The Bulls have had wonderful value from Peacock, never more so than in 2003, when they did the double of Challenge Cup and Super League and he swept the board in the major individual awards.

When he looks back on his time with Bradford, though, it might be the struggles of this season that stand out as even more memorable. "It's been a different sort of season, but because it's been tougher it's probably made me a better and tougher player," he says.

His coach, Brian Noble, puts it this way: "When we've been poor, he's been great. When we've been average, he's been great. When we've been great, he's been great. He's been my Man of Steel by a mile, but I'm biased.

"One thing I remember is at Wakefield in July, in a match we lost. He chased back about 80 metres after the wing man and almost caught him. Those are the things that stick with you."

Noble has made him not just Bradford but also Great Britain captain. It is a double appointment which raised some eyebrows, because Peacock does not fit all the preconceptions of what a captain should be.

He would make no claims to be the side's principal tactician, although team-mates talk in glowing terms about his deep reserves of common sense as well as his ability to lead by example. He also has a reputation for being somewhat tongue-tied, although he has talked sensibly and willingly whenever required. He improved noticeably in this interview when he removed his ill-fitting front dentures.

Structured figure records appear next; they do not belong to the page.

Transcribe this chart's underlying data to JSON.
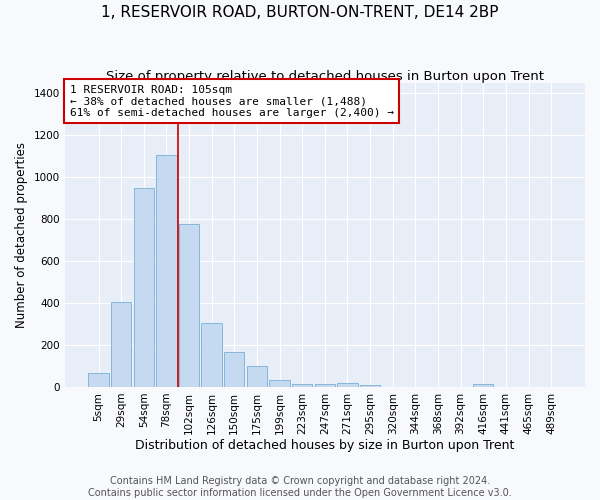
{
  "title": "1, RESERVOIR ROAD, BURTON-ON-TRENT, DE14 2BP",
  "subtitle": "Size of property relative to detached houses in Burton upon Trent",
  "xlabel": "Distribution of detached houses by size in Burton upon Trent",
  "ylabel": "Number of detached properties",
  "bar_color": "#c5d9f0",
  "bar_edge_color": "#7aafd4",
  "background_color": "#e8eef8",
  "grid_color": "#d0d8e8",
  "categories": [
    "5sqm",
    "29sqm",
    "54sqm",
    "78sqm",
    "102sqm",
    "126sqm",
    "150sqm",
    "175sqm",
    "199sqm",
    "223sqm",
    "247sqm",
    "271sqm",
    "295sqm",
    "320sqm",
    "344sqm",
    "368sqm",
    "392sqm",
    "416sqm",
    "441sqm",
    "465sqm",
    "489sqm"
  ],
  "values": [
    65,
    405,
    950,
    1105,
    775,
    305,
    165,
    100,
    35,
    15,
    15,
    20,
    10,
    0,
    0,
    0,
    0,
    15,
    0,
    0,
    0
  ],
  "vline_pos": 3.5,
  "annotation_line1": "1 RESERVOIR ROAD: 105sqm",
  "annotation_line2": "← 38% of detached houses are smaller (1,488)",
  "annotation_line3": "61% of semi-detached houses are larger (2,400) →",
  "annotation_box_facecolor": "#ffffff",
  "annotation_box_edgecolor": "#cc0000",
  "vline_color": "#cc0000",
  "footer1": "Contains HM Land Registry data © Crown copyright and database right 2024.",
  "footer2": "Contains public sector information licensed under the Open Government Licence v3.0.",
  "ylim_max": 1450,
  "ytick_interval": 200,
  "fig_facecolor": "#f8f9fc",
  "title_fontsize": 11,
  "subtitle_fontsize": 9.5,
  "ylabel_fontsize": 8.5,
  "xlabel_fontsize": 9,
  "tick_fontsize": 7.5,
  "annotation_fontsize": 8,
  "footer_fontsize": 7
}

What people have wanted to talk about for the last few months, of course, is the delicate position of being a Bradford player destined for Leeds next season. Movement between the two clubs is not unusual, but the prospect of their captain deserting them for the Rhinos has been particularly hard for some Bradford fans to stomach - hence the occasional outbreak of booing and the odd "Judas" banner in the aftermath of his decision.

Peacock has stuck to his explanation that he could not resist a new challenge with his home-town club, although there is a theory that he felt slightly under-appreciated by the Bradford board, but it was still an agonising decision.

"I had a lot of sleepless nights, but since the decision was made I've felt a lot better about it. Most people can accept it; some can't and they're entitled to their opinion. A lot of people, though, have come up to me and thanked me for my commitment. To be honest, it's been so tough at Bradford this season that all my focus has been on that."

Peacock recalls standing behind the posts as Bradford went down 66-14 to St Helens in July as his lowest point with the club, with any thoughts of a Grand Final impossibly distant.

The Bulls lost two more and drew with Widnes in the month that followed, before going on the 13 match winning run that has brought them to Old Trafford today.

"It's going to be so special for me and the other players who are leaving. There have been times when we thought it wasn't going to happen for us this year - and it's so hard to win it from third place."

It would also be a fitting farewell from a player who has thrived on doing things the hard way.